Mr. Armitage was one of the Bush administration officials who supported the invasion of Iraq only reluctantly. He was a political rival of the White House and Pentagon officials who championed the war and whom Mr. Wilson accused of twisting intelligence about Iraq and then plotting to destroy him. Unaware that Ms. Plame's identity was classified information, Mr. Armitage reportedly passed it along to columnist Robert D. Novak "in an offhand manner, virtually as gossip," according to a story this week by the Post's R. Jeffrey.

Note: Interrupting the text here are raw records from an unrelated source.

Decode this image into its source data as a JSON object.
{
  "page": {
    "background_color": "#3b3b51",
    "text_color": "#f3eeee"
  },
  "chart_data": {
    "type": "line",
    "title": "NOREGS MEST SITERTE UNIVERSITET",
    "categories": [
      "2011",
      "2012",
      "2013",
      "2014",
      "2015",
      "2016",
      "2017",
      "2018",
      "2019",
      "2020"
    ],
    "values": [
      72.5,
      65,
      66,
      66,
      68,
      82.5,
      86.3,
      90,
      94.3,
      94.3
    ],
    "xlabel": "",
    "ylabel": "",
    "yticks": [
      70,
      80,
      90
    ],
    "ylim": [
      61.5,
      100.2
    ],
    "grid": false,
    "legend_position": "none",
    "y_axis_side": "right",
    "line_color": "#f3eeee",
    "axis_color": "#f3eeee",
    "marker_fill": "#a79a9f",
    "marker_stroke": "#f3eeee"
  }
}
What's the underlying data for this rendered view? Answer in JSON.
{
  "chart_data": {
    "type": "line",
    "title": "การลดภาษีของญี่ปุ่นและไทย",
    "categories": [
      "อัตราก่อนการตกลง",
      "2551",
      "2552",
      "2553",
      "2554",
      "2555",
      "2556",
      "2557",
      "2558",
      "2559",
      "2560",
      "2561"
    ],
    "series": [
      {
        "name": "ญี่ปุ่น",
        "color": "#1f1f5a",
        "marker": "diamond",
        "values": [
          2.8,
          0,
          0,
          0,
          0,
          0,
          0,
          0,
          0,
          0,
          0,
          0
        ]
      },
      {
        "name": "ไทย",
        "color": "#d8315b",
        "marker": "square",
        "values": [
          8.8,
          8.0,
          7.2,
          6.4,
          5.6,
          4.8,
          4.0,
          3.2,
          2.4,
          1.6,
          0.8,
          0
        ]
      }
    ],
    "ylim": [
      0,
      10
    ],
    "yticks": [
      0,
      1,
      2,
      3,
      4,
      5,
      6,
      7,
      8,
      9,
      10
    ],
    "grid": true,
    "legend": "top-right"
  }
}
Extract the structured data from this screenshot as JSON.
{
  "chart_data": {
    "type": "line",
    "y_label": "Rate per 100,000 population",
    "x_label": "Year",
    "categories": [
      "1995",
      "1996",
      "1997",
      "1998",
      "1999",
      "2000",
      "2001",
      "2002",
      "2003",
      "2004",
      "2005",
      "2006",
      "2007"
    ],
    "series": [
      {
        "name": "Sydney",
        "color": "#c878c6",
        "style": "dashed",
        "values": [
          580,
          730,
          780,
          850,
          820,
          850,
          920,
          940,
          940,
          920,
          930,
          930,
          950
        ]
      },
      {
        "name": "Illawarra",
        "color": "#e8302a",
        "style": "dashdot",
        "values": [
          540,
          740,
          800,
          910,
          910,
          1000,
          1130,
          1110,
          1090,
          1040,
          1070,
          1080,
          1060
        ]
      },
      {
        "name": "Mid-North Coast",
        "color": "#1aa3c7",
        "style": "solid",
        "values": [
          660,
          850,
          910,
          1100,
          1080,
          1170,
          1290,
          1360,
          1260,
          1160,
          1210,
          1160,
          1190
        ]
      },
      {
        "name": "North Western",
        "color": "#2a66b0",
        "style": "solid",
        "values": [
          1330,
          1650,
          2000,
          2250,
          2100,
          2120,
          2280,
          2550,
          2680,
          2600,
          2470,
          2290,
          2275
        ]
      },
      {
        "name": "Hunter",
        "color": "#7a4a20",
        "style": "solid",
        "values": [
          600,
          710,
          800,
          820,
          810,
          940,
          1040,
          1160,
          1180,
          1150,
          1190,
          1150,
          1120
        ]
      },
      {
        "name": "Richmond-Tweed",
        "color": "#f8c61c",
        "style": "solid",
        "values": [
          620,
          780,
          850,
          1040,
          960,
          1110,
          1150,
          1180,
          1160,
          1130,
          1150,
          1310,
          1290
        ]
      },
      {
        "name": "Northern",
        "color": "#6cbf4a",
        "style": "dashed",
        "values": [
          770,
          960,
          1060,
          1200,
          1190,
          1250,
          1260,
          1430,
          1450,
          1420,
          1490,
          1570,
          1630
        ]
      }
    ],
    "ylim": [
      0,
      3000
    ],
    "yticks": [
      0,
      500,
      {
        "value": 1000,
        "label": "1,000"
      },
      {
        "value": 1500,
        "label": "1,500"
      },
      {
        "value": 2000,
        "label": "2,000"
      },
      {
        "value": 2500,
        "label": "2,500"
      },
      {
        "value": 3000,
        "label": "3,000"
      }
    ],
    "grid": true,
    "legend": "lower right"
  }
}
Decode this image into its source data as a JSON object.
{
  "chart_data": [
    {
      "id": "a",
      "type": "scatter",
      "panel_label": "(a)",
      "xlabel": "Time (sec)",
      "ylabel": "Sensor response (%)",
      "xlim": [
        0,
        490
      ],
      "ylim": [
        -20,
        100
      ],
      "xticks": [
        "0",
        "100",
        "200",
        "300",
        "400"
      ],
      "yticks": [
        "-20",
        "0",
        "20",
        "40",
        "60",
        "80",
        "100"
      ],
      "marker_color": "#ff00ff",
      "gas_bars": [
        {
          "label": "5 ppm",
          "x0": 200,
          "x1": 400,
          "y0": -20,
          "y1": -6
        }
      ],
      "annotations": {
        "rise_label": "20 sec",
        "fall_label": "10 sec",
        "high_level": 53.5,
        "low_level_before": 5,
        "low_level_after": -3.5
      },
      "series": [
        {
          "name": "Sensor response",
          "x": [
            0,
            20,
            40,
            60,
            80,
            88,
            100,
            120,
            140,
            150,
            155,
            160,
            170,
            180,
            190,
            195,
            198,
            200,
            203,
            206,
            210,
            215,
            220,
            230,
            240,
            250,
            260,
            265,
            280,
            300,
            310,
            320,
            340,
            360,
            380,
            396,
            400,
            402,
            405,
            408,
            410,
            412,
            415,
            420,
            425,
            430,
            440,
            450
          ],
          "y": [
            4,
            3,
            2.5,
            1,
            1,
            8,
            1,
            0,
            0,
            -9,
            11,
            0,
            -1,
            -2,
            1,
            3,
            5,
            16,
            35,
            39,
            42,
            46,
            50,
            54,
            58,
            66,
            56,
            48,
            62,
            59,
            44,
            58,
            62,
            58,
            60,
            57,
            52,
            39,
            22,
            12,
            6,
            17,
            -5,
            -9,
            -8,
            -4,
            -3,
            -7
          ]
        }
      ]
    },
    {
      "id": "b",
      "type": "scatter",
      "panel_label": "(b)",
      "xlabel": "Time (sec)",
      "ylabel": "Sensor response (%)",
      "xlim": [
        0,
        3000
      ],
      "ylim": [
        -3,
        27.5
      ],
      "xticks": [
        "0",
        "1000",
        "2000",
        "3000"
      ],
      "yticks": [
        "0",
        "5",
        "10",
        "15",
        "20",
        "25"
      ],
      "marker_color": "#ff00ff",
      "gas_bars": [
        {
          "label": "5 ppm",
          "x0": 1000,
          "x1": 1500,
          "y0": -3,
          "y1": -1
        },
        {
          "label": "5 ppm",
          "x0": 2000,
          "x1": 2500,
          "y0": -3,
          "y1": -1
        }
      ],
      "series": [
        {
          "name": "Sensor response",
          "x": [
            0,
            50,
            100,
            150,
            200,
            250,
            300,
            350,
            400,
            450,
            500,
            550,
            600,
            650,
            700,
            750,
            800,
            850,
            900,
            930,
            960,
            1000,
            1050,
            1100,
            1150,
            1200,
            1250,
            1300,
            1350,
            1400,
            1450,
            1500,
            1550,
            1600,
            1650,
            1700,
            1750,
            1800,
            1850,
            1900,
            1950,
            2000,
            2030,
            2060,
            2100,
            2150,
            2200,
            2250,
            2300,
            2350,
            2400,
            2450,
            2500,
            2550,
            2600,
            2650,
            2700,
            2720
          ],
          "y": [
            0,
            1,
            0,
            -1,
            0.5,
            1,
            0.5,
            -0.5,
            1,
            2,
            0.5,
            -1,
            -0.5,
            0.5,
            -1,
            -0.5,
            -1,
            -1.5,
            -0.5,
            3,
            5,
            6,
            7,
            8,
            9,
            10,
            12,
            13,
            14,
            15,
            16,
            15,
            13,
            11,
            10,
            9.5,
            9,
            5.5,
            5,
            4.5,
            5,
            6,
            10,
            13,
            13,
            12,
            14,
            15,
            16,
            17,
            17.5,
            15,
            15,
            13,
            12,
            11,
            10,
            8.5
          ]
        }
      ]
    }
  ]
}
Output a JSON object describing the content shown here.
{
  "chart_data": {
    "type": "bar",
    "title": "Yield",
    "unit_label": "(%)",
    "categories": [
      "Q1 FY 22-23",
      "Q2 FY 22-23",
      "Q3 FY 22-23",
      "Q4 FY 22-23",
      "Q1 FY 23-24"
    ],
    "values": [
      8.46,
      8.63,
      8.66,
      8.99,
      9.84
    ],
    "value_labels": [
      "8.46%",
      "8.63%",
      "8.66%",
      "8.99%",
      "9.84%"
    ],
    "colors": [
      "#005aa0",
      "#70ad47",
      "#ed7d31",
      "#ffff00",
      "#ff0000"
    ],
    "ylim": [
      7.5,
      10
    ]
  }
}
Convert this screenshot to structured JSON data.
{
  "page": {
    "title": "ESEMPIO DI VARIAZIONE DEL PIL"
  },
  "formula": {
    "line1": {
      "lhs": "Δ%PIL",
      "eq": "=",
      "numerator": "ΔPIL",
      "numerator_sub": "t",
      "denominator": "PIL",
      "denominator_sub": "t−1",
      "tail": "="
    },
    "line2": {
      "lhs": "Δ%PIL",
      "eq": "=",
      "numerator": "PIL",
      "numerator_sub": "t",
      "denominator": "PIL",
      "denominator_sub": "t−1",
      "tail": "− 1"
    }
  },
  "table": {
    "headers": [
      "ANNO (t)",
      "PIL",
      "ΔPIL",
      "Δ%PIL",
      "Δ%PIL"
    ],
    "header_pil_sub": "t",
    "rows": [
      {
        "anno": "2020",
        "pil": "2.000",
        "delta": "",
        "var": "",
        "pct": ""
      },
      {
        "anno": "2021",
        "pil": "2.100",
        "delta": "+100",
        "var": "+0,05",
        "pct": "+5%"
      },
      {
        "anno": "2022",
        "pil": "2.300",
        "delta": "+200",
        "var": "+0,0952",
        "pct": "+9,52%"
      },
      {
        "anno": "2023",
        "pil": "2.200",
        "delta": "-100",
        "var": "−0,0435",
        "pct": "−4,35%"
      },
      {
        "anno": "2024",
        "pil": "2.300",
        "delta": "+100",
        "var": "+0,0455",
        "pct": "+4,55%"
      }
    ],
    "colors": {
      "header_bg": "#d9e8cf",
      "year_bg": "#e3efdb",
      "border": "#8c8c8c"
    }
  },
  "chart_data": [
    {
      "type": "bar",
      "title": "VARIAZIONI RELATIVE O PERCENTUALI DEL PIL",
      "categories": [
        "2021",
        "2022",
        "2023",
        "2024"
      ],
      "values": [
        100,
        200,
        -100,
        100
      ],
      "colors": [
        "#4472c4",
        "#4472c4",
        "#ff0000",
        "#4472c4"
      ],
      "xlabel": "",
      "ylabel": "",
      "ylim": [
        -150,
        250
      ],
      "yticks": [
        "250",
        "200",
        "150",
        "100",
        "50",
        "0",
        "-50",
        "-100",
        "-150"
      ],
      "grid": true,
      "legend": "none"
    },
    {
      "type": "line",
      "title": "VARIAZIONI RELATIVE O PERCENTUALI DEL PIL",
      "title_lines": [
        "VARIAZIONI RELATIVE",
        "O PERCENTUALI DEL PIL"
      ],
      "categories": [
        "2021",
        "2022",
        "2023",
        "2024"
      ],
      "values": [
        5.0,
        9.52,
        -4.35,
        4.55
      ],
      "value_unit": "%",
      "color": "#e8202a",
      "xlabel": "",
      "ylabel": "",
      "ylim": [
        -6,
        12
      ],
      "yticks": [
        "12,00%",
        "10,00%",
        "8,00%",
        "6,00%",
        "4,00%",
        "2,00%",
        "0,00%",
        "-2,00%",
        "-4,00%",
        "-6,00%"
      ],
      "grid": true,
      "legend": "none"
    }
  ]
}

It follows that one of the most sensational charges leveled against the Bush White House -- that it orchestrated the leak of Ms. Plame's identity to ruin her career and thus punish Mr. Wilson -- is untrue. The partisan clamor that followed the raising of that allegation by Mr. Wilson in the summer of 2003 led to the appointment of a special prosecutor, a costly and prolonged investigation, and the indictment of Vice President Cheney's chief of staff, I. Lewis "Scooter" Libby, on charges of perjury. All of that might have been avoided had Mr. Armitage's identity been known three years ago.

Bush and his advisors may be guilty of other failures, but this is not one of them. I can't get over how much media type and Democrat hype was spent on this issue. My early thoughts of this affair was that it was "much ado about nothing." I am sure most people in the Plame-Wilson social circuit knew she was CIA--most of the time where you work is common knowledge so hundreds of other people may have know.